W Szwecji w ostatnich latach stale rośnie liczba strzelanin, do jakich dochodzi w tzw. wrażliwych dzielnicach miast, gdzie o wpływy na rynku handlu narkotykami walczą zwaśnione ze sobą gangi. W tym roku doszło już do 192 egzekucji z użyciem broni palnej. Zginęło w nich 26 osób, a 57 zostało rannych. Prawnicy w przekazanej rządowi analizie zaproponowali m.in. wprowadzenie dodatkowej kary, do czterech lat więzienia, jeśli strzelanina czy eksplozja materiałów wybuchowych ma miejsce w przestrzeni publicznej lub ma związek z walką gangów.
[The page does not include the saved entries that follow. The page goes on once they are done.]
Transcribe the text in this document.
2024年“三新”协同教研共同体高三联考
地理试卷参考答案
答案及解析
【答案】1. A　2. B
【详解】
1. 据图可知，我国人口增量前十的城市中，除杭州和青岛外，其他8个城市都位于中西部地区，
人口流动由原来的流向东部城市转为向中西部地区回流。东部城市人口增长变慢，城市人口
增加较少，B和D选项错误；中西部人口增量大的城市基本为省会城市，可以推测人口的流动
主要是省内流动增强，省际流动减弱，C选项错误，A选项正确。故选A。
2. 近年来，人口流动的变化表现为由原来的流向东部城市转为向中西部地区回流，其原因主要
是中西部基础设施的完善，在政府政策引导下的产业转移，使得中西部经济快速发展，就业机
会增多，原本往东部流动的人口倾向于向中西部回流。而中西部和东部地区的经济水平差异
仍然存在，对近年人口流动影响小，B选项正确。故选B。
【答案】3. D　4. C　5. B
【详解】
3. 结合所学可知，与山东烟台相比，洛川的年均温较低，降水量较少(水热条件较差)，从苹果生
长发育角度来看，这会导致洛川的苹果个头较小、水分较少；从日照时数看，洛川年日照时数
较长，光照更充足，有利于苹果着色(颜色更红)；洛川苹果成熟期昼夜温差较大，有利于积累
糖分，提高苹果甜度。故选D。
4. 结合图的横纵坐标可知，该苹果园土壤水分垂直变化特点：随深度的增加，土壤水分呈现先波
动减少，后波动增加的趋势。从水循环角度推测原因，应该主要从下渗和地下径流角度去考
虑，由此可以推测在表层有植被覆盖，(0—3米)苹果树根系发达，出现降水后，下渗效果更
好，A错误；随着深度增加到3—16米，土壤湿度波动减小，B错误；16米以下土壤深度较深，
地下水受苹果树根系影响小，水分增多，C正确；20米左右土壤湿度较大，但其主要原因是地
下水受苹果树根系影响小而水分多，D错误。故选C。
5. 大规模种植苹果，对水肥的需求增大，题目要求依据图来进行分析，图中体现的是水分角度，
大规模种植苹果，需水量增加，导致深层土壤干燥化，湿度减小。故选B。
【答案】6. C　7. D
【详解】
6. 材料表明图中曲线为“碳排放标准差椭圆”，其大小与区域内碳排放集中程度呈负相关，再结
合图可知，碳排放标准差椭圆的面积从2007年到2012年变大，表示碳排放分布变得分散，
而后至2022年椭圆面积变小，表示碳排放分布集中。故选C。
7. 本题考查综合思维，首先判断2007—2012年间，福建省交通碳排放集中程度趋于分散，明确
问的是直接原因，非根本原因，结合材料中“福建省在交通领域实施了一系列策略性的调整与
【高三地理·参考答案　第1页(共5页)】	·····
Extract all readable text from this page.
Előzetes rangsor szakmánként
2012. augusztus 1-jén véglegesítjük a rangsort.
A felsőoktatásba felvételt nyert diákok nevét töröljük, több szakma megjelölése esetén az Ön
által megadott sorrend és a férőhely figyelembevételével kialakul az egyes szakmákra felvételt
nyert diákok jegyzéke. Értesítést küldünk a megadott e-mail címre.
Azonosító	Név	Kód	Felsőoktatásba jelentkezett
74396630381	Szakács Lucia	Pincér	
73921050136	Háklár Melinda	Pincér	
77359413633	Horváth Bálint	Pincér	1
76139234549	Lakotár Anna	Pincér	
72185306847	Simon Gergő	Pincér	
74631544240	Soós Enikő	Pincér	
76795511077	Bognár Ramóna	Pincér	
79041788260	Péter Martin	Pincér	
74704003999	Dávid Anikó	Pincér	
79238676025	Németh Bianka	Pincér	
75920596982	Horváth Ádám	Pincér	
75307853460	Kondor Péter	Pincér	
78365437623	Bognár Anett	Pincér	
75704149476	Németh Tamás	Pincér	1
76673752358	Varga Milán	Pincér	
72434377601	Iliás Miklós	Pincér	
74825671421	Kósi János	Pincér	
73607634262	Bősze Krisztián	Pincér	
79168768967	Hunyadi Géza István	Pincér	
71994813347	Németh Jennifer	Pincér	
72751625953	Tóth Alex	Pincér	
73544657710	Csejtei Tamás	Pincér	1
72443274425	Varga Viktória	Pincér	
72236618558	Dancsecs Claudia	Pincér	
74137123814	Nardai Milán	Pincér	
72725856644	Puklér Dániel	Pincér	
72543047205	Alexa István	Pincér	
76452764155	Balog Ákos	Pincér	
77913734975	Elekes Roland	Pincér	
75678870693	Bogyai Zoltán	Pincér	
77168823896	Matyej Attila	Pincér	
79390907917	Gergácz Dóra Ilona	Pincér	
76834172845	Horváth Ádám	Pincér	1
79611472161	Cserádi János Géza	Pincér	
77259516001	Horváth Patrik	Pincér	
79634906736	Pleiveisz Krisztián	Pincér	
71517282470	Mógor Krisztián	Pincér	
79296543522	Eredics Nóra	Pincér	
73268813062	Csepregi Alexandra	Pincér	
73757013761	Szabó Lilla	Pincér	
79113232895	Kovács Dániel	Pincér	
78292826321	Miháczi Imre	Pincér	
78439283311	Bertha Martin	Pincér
Nowy kodeks karny ma wejść w życie za dwa lata

Nowym przestępstwem będzie "promowanie przestępczości wśród nieletnich". Ma to zapobiegać rekrutowaniu dzieci, które są wykorzystywane do dostarczania broni, a nawet do wykonywania wyroków śmierci.

Handel narkotykami lub ich posiadanie w celu sprzedaży ma podlegać minimalnej karze pół roku pozbawienia wolności, a nie jak dotychczas 14 dni, i nie być już traktowane jako drobne przestępstwo. Zaproponowano także surowsze o 30-50 proc. minimalne kary za groźby i rozboje oraz rozszerzenie katalogu przestępstw, za które można trafić do aresztu. Według rządu wszystkie propozycje zaostrzenia kar mają wejść w życie do 1 lipca 2023 roku.
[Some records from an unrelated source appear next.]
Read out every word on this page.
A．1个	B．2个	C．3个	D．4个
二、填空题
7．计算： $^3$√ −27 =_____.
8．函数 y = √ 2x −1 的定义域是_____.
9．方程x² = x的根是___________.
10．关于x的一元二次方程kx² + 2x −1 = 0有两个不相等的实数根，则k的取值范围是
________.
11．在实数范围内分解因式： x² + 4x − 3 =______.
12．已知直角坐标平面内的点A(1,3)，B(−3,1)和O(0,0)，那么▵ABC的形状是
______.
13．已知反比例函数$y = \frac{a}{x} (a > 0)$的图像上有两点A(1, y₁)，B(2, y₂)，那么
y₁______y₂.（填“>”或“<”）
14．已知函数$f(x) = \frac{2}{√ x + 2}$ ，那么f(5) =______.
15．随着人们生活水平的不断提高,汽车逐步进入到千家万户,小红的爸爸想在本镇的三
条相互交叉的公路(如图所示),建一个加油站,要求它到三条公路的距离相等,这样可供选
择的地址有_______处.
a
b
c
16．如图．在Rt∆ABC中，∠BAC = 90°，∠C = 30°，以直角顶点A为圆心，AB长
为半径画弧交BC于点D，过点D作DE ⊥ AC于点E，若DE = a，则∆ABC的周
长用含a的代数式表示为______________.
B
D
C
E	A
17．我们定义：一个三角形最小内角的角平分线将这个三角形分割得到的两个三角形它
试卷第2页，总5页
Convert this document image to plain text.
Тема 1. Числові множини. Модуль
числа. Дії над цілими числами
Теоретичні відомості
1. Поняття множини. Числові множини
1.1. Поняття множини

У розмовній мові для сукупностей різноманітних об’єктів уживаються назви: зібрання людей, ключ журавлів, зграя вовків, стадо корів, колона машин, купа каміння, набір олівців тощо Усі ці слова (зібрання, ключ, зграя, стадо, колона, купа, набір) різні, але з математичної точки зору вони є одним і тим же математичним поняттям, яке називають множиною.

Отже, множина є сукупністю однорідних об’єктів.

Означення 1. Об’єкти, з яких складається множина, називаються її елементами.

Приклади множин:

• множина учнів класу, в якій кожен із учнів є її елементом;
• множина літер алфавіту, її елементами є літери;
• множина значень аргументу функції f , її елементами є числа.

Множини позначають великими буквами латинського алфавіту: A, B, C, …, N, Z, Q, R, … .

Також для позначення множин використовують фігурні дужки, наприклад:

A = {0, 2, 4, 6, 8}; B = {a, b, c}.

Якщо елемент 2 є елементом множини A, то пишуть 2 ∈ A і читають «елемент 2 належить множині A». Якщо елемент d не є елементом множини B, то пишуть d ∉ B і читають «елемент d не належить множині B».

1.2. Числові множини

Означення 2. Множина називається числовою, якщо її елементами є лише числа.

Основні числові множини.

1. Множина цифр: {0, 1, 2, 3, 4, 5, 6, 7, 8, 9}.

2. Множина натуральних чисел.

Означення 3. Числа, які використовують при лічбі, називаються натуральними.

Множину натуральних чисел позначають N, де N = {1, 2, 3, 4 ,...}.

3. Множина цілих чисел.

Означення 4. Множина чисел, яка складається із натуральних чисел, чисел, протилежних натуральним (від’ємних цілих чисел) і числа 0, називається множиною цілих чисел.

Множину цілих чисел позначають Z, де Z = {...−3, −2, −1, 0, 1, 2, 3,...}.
Wcześniej, w połowie lipca, Johansson zapowiedział podwyższenie kar dla młodocianych przestępców. Dzięki tzw. rabatowi wielu działających w gangach nastolatków unika wieloletniego więzienia, bo wyroki są obniżane w zależności od ich wieku. Od 1 stycznia 2022 roku system "ulg" ma przestać obowiązywać m.in. w przypadku zabójstwa, napadu, gwałtu czy nielegalnego posiadania broni.